What are the asymptote(s) and hole(s), if any, of # f(x) =(7x)/(x-3)^3 #?

1 Answer
Jul 24, 2018

Answer:

no holes
vertical asymptote at #x = 3#
horizontal asymptote is #y = 0#

Explanation:

Given: #f(x) = (7x)/(x-3)^3#

This type of equation is called a rational (fraction) function.

It has the form: #f(x) = (N(x))/(D(x)) = (a_nx^n + ...)/(b_m x^m + ...)#,

where #N(x))# is the numerator and #D(x)# is the denominator,

#n# = the degree of #N(x)# and #m# = the degree of #(D(x))#

and #a_n# is the leading coefficient of the #N(x)# and

#b_m# is the leading coefficient of the #D(x)#

Step 1, factor : The given function is already factored.
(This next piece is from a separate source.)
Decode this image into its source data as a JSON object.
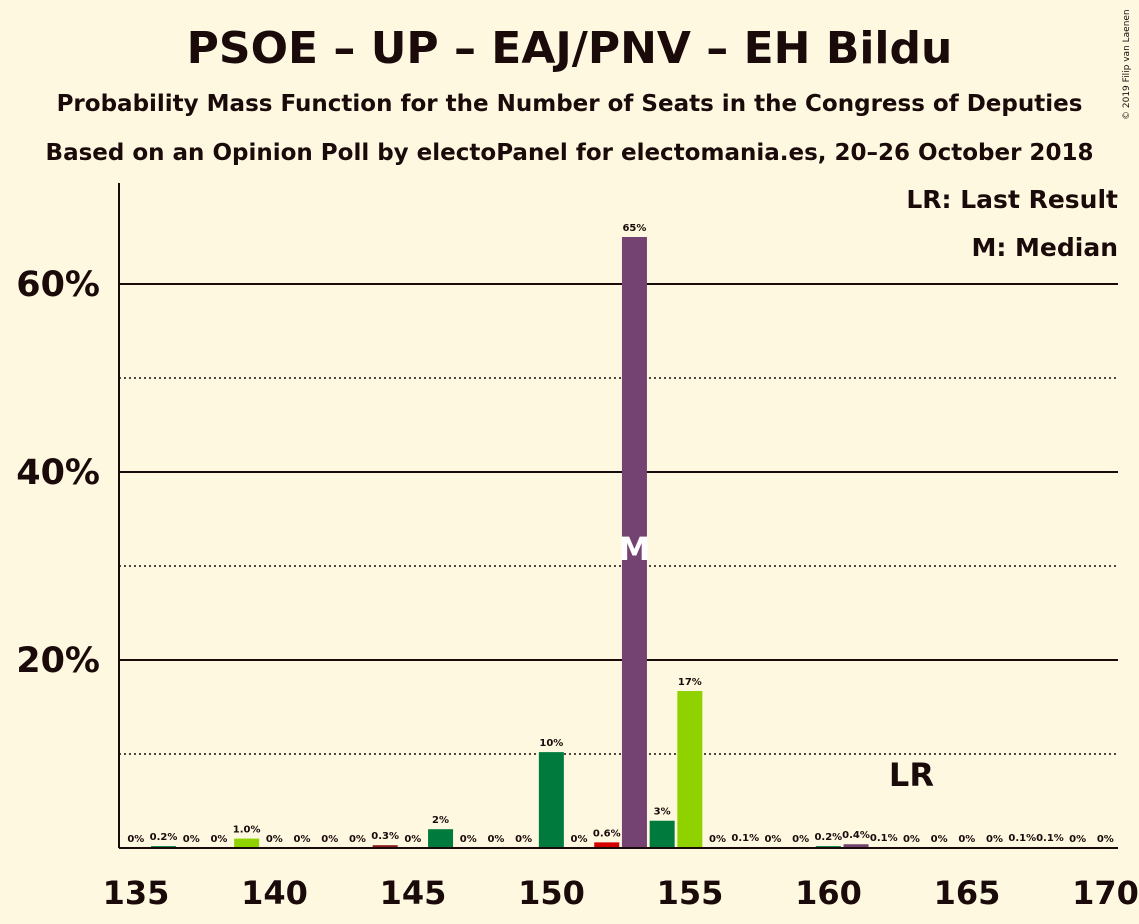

Step 2, cancel any factors that are both in #(N(x))# and #D(x))# (determines holes):

The given function has no holes #" "=> " no factors that cancel"#

Step 3, find vertical asymptotes: #D(x) = 0#

vertical asymptote at #x = 3#

Step 4, find horizontal asymptotes:
Compare the degrees:

If #n < m# the horizontal asymptote is #y = 0#

If #n = m# the horizontal asymptote is #y = a_n/b_m#

If #n > m# there are no horizontal asymptotes

In the given equation: #n = 1; m = 3 " "=> y = 0#

horizontal asymptote is #y = 0#

Graph of #(7x)/(x-3)^3#:
graph{(7x)/(x-3)^3 [-6, 10, -15, 15]}